Union Home Minister Sushilkumar Shinde said 451 cases of communal violence were registered in the first eight months of this year in India, up from 410 in the whole of 2012. He said tensions were expected to escalate in the build-up to the elections.

As the violence had spread, people from both communities were removed from sensitive locations and shifted to safer locations. From the villages of Kutwa and Phugana, around 200 people were removed. Most were asked to take shelter in homes of relatives in areas not affected. At Kawal, where the violence began, locals said around a third of the inhabitants had left.

According to the 2011 census, the district has a population of a little over 4.1 million. The city has an almost even population of Hindus and Muslims.

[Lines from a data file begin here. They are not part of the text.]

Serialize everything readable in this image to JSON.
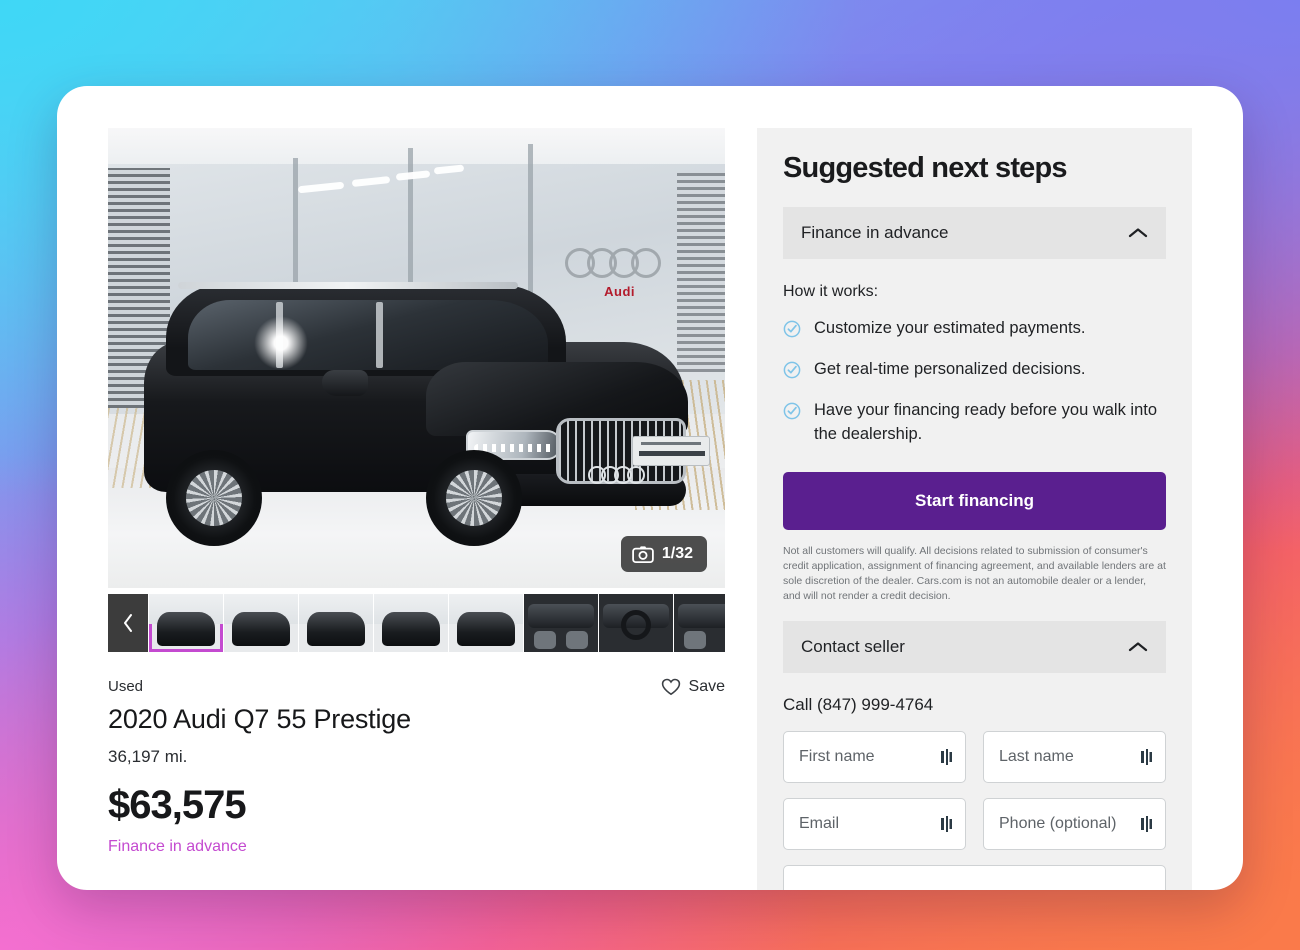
{
  "gallery": {
    "photo_counter": "1/32",
    "camera_icon": "camera-icon",
    "prev_label": "‹",
    "next_label": "›",
    "thumbnails": [
      {
        "name": "thumb-front-quarter",
        "selected": true,
        "kind": "exterior"
      },
      {
        "name": "thumb-side-profile",
        "selected": false,
        "kind": "exterior"
      },
      {
        "name": "thumb-rear",
        "selected": false,
        "kind": "exterior"
      },
      {
        "name": "thumb-rear-quarter",
        "selected": false,
        "kind": "exterior"
      },
      {
        "name": "thumb-front",
        "selected": false,
        "kind": "exterior"
      },
      {
        "name": "thumb-interior-console",
        "selected": false,
        "kind": "interior"
      },
      {
        "name": "thumb-interior-dashboard",
        "selected": false,
        "kind": "interior"
      },
      {
        "name": "thumb-interior-seats",
        "selected": false,
        "kind": "interior"
      }
    ]
  },
  "vehicle": {
    "condition": "Used",
    "title": "2020 Audi Q7 55 Prestige",
    "mileage": "36,197 mi.",
    "price": "$63,575",
    "finance_link": "Finance in advance",
    "save_label": "Save",
    "save_icon": "heart-icon"
  },
  "sidebar": {
    "title": "Suggested next steps",
    "finance_section": {
      "label": "Finance in advance",
      "chevron_icon": "chevron-up-icon",
      "how_label": "How it works:",
      "bullets": [
        "Customize your estimated payments.",
        "Get real-time personalized decisions.",
        "Have your financing ready before you walk into the dealership."
      ],
      "cta_label": "Start financing",
      "disclaimer": "Not all customers will qualify. All decisions related to submission of consumer's credit application, assignment of financing agreement, and available lenders are at sole discretion of the dealer. Cars.com is not an automobile dealer or a lender, and will not render a credit decision."
    },
    "contact_section": {
      "label": "Contact seller",
      "chevron_icon": "chevron-up-icon",
      "call_line": "Call (847) 999-4764",
      "fields": [
        {
          "name": "first-name-field",
          "placeholder": "First name",
          "value": "",
          "wide": false
        },
        {
          "name": "last-name-field",
          "placeholder": "Last name",
          "value": "",
          "wide": false
        },
        {
          "name": "email-field",
          "placeholder": "Email",
          "value": "",
          "wide": false
        },
        {
          "name": "phone-field",
          "placeholder": "Phone (optional)",
          "value": "",
          "wide": false
        },
        {
          "name": "message-field",
          "placeholder": "",
          "value": "",
          "wide": true
        }
      ]
    }
  },
  "colors": {
    "accent_purple": "#5a1f8f",
    "accent_magenta": "#c44ad0",
    "check_blue": "#7fc4e8",
    "panel_bg": "#f1f1f1",
    "accordion_bg": "#e4e4e4",
    "card_bg": "#ffffff"
  }
}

Though the government says the deaths number 31, police say the number is expected to substantially increase.

The present run of violence began a fortnight earlier at Kawal, a village 12 km from here. Kawal has an even population of Jats and Muslims. Locals said, a youth from one of the communities was on August 27 murdered by two boys of the other for harassing their sister. Subsequently, a mob of the first community killed both the boys from the second.

The following day, people from the second community attacked homes of the first.

Panchayats were called by both communities on August 30 and 31. On August 31, a crowd of around 40,000 assembled for the panchayat of the second community attacked a passing family of the first. This was followed by another attack on each other's places of worship. On September 2, some political leaders in the district called for a shutdown of the city. And, violence was further stoked by circulation of a video-clip that showed two youths being lynched (the clip, say officials, wasn't taken here at all). Since then, the violence has spread.

The state government on Monday transferred out the region's police heads. Removed were the DIG (Saharanpur range), the SSP, Muzzafarnagar, and the SP, Shamli. Talking to reporters here, Arun Kumar, additional director-general (law and order) said arms licences were being cancelled in Phugana, Shahpur and Dhaurakalan. A commission of inquiry has also been appointed by the government. To be headed by retired high court judge Vishnu Sahai, it has been asked to give a report in two months.